WASHINGTON Citigroup economist Nathan Sheets will start working next week as a counselor to U.S. Treasury Secretary Jack Lew, an official at the Treasury Department told Reuters on Monday.
Reuters reported on Friday that the Obama administration was considering nominating Sheets to be the Treasury's top official for international affairs, a post that has been vacant since November.
Sheets' new job as counselor would give him a position at the Treasury from which to advise Lew until he is nominated and confirmed by the Senate.
Counselor posts are sometimes used for this sort of holding pattern.

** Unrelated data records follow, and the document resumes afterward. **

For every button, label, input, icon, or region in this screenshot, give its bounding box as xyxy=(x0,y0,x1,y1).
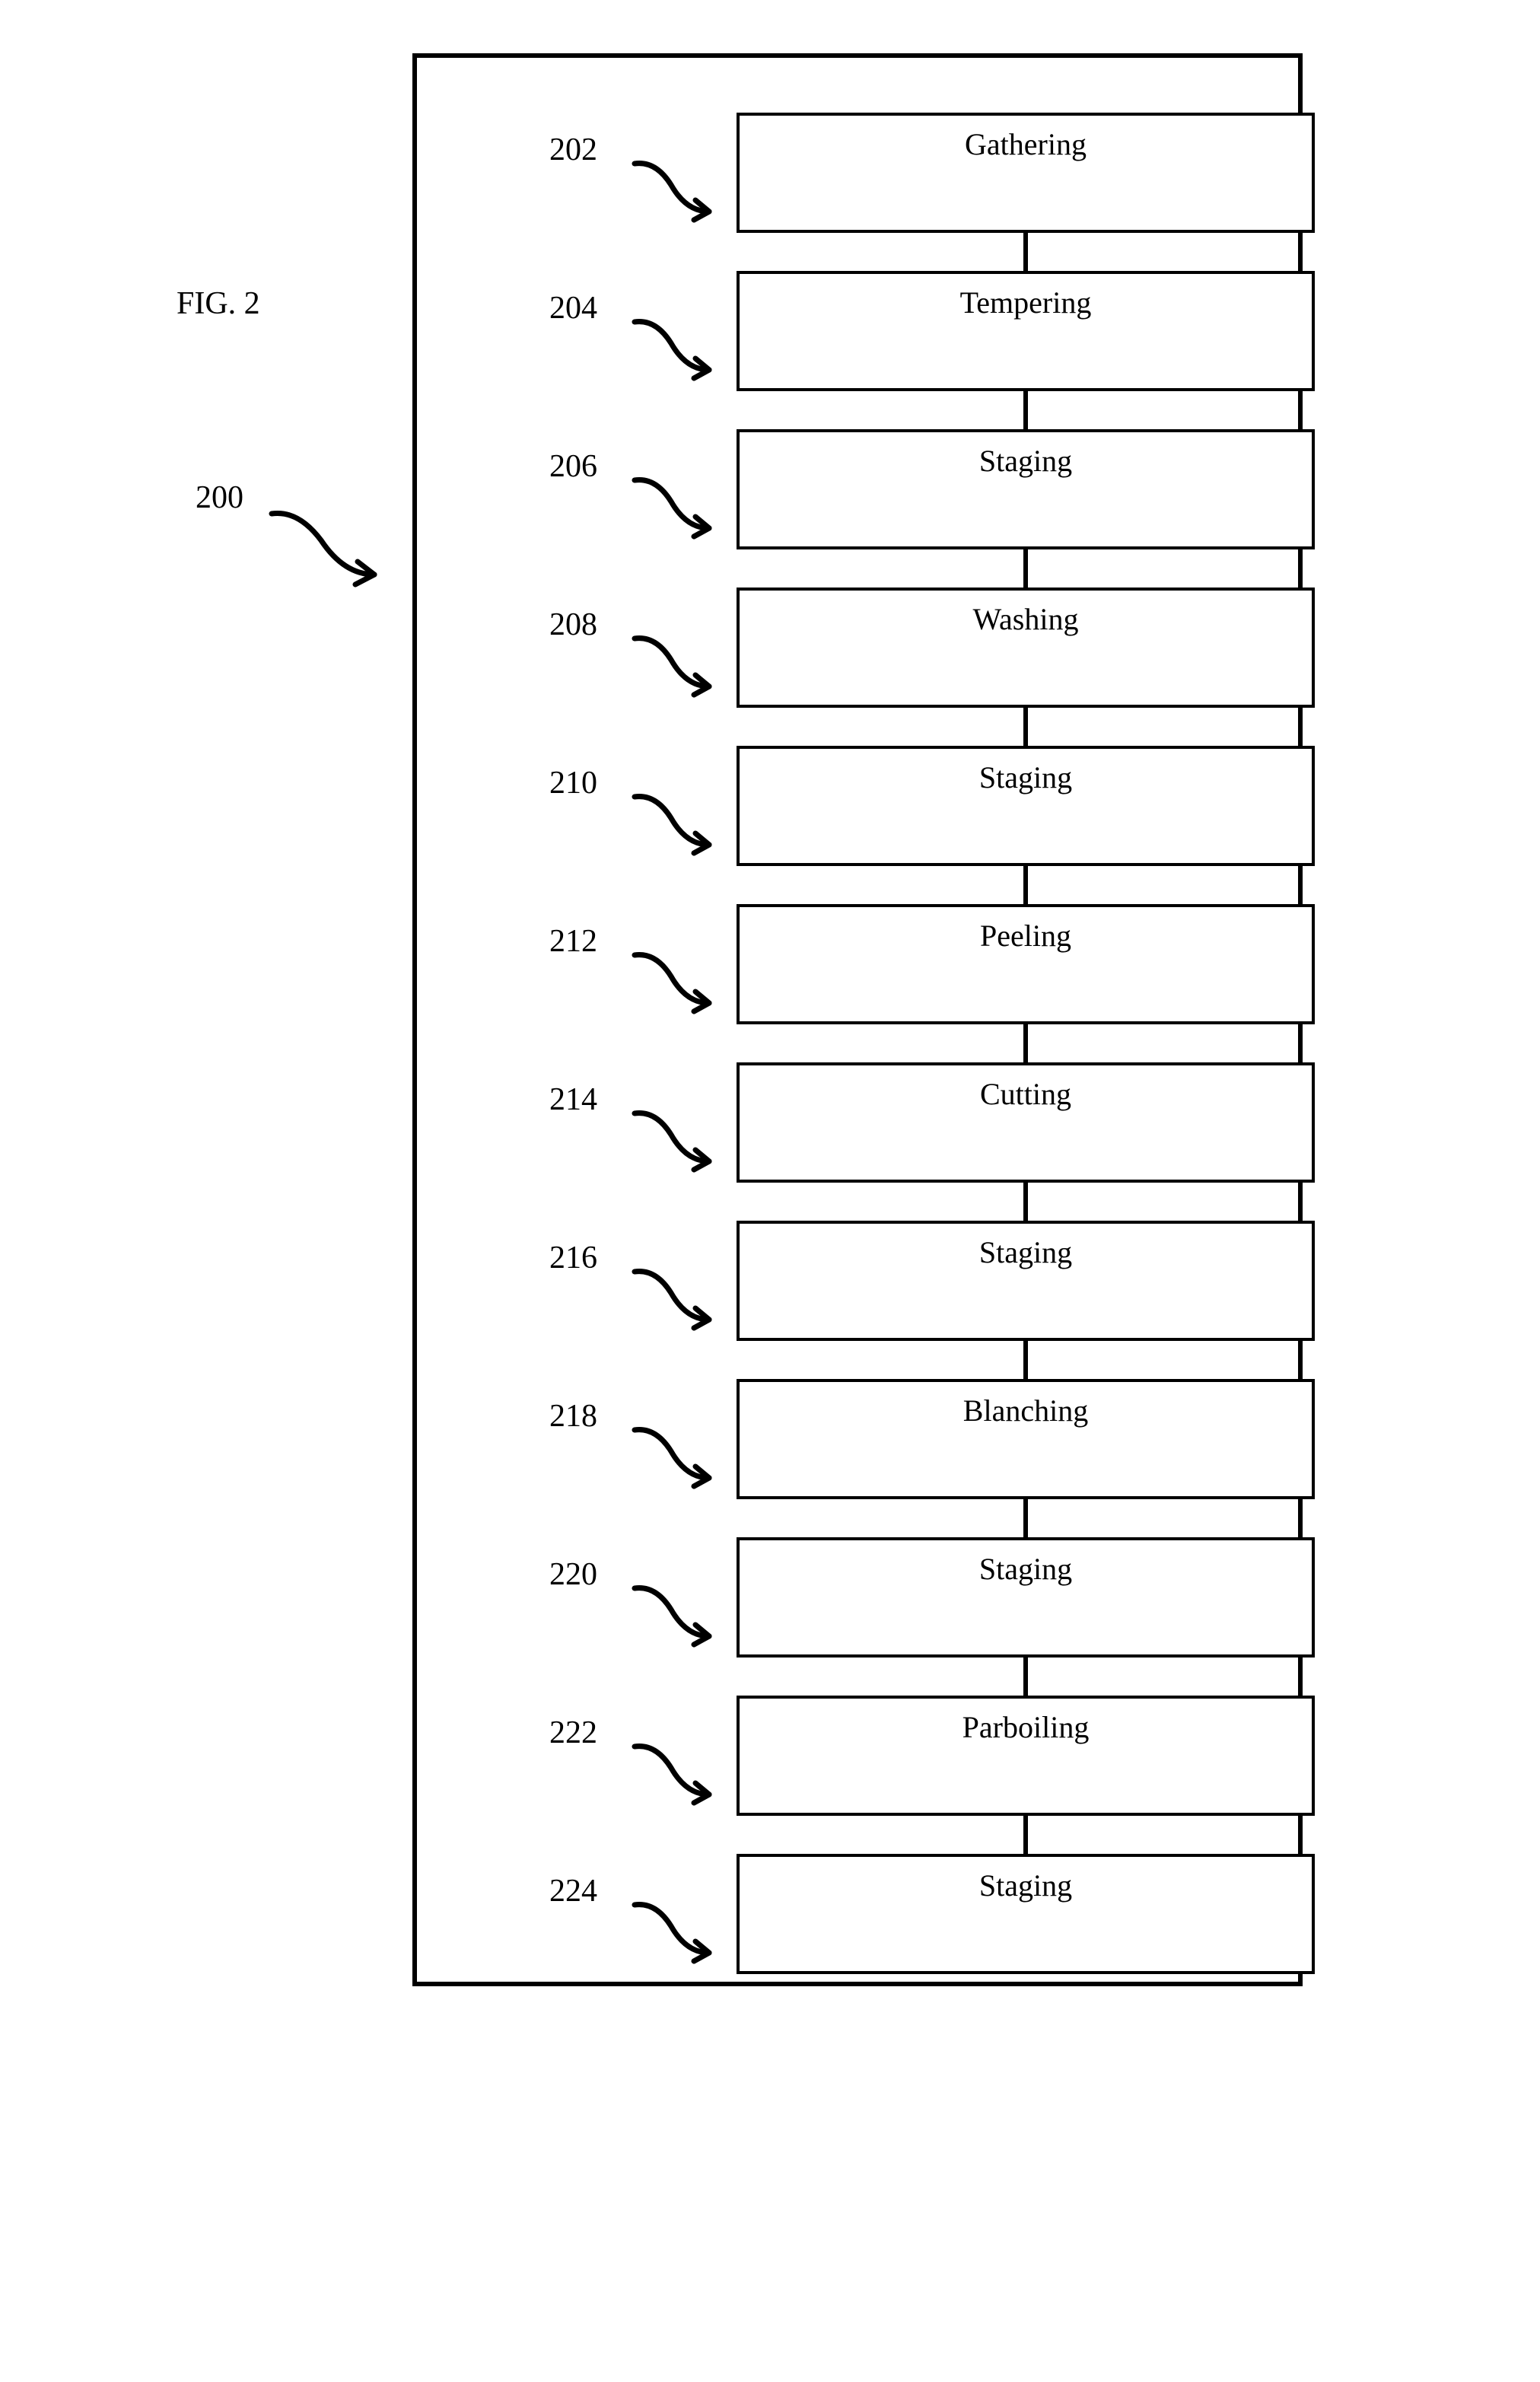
step-reference-number: 210 xyxy=(549,765,597,801)
step-204: Tempering xyxy=(737,271,1315,429)
step-reference-number: 220 xyxy=(549,1556,597,1593)
connector-line xyxy=(1023,1341,1028,1379)
step-box: Staging xyxy=(737,1221,1315,1341)
arrow-icon xyxy=(625,1737,724,1817)
connector-line xyxy=(1023,1658,1028,1696)
step-reference-number: 224 xyxy=(549,1873,597,1909)
step-box: Washing xyxy=(737,588,1315,708)
connector-line xyxy=(1023,1024,1028,1062)
arrow-icon xyxy=(625,788,724,868)
step-reference-number: 216 xyxy=(549,1240,597,1276)
step-206: Staging xyxy=(737,429,1315,588)
step-208: Washing xyxy=(737,588,1315,746)
connector-line xyxy=(1023,391,1028,429)
step-224: Staging xyxy=(737,1854,1315,1974)
step-box: Gathering xyxy=(737,113,1315,233)
connector-line xyxy=(1023,708,1028,746)
arrow-icon xyxy=(625,313,724,393)
step-214: Cutting xyxy=(737,1062,1315,1221)
step-reference-number: 212 xyxy=(549,923,597,960)
step-box: Blanching xyxy=(737,1379,1315,1499)
step-box: Staging xyxy=(737,746,1315,866)
arrow-icon xyxy=(625,1896,724,1976)
step-reference-number: 222 xyxy=(549,1715,597,1751)
step-210: Staging xyxy=(737,746,1315,904)
arrow-icon xyxy=(625,1579,724,1659)
step-box: Tempering xyxy=(737,271,1315,391)
arrow-icon xyxy=(625,629,724,709)
step-box: Staging xyxy=(737,1854,1315,1974)
step-box: Parboiling xyxy=(737,1696,1315,1816)
step-box: Staging xyxy=(737,429,1315,549)
step-box: Staging xyxy=(737,1537,1315,1658)
connector-line xyxy=(1023,233,1028,271)
step-reference-number: 202 xyxy=(549,132,597,168)
step-reference-number: 206 xyxy=(549,448,597,485)
step-reference-number: 208 xyxy=(549,607,597,643)
arrow-icon xyxy=(625,946,724,1026)
arrow-icon xyxy=(625,154,724,234)
step-box: Peeling xyxy=(737,904,1315,1024)
step-202: Gathering xyxy=(737,113,1315,271)
main-reference-number: 200 xyxy=(196,479,243,516)
arrow-icon xyxy=(625,1104,724,1184)
step-218: Blanching xyxy=(737,1379,1315,1537)
step-reference-number: 218 xyxy=(549,1398,597,1435)
connector-line xyxy=(1023,866,1028,904)
arrow-icon xyxy=(625,1421,724,1501)
arrow-icon xyxy=(260,502,397,609)
step-220: Staging xyxy=(737,1537,1315,1696)
connector-line xyxy=(1023,1499,1028,1537)
step-reference-number: 214 xyxy=(549,1081,597,1118)
arrow-icon xyxy=(625,1263,724,1342)
diagram-frame: Gathering202 Tempering204 Staging206 Was… xyxy=(412,53,1303,1986)
step-216: Staging xyxy=(737,1221,1315,1379)
step-reference-number: 204 xyxy=(549,290,597,326)
step-222: Parboiling xyxy=(737,1696,1315,1854)
step-box: Cutting xyxy=(737,1062,1315,1183)
connector-line xyxy=(1023,1183,1028,1221)
arrow-icon xyxy=(625,471,724,551)
connector-line xyxy=(1023,1816,1028,1854)
figure-label: FIG. 2 xyxy=(177,285,260,322)
step-212: Peeling xyxy=(737,904,1315,1062)
connector-line xyxy=(1023,549,1028,588)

For example, the administration's nominee for assistant secretary for economic policy, Karen Dynan, is currently a counselor to Lew.
The Treasury official had no comment on Sheets' nomination prospects.
If nominated and confirmed, Sheets would be a key figure in U.S. financial and economic diplomacy and would help lead international discussions on the global economy.
This would include pressing Washington's view that China should let its currency appreciate more quickly and that Europe should act more decisively to boost economic growth.
As the Treasury's undersecretary for international affairs, Sheets would have to field questions from emerging market nations whose markets are reeling from a dramatic reversal of money flows tied partly to the U.S. Federal Reserve's decision to curtail its economic stimulus.
He would also get an earful from developing countries frustrated by U.S. intransigence in following through on a promise to give emerging economies a bigger say at the International Monetary Fund.
The Treasury post was previously occupied by Lael Brainard, who stepped down last year and was nominated by President Barack Obama earlier this month to serve on the Fed's board of governors.
Sheets has been the global head of international economics at Citi in New York since 2011. Prior to joining Citi, which is one of the world's largest banking conglomerates, Sheets spent much of his career as an economist at the Fed. At one point he was an adviser to former Fed Chairman Ben Bernanke on international economics.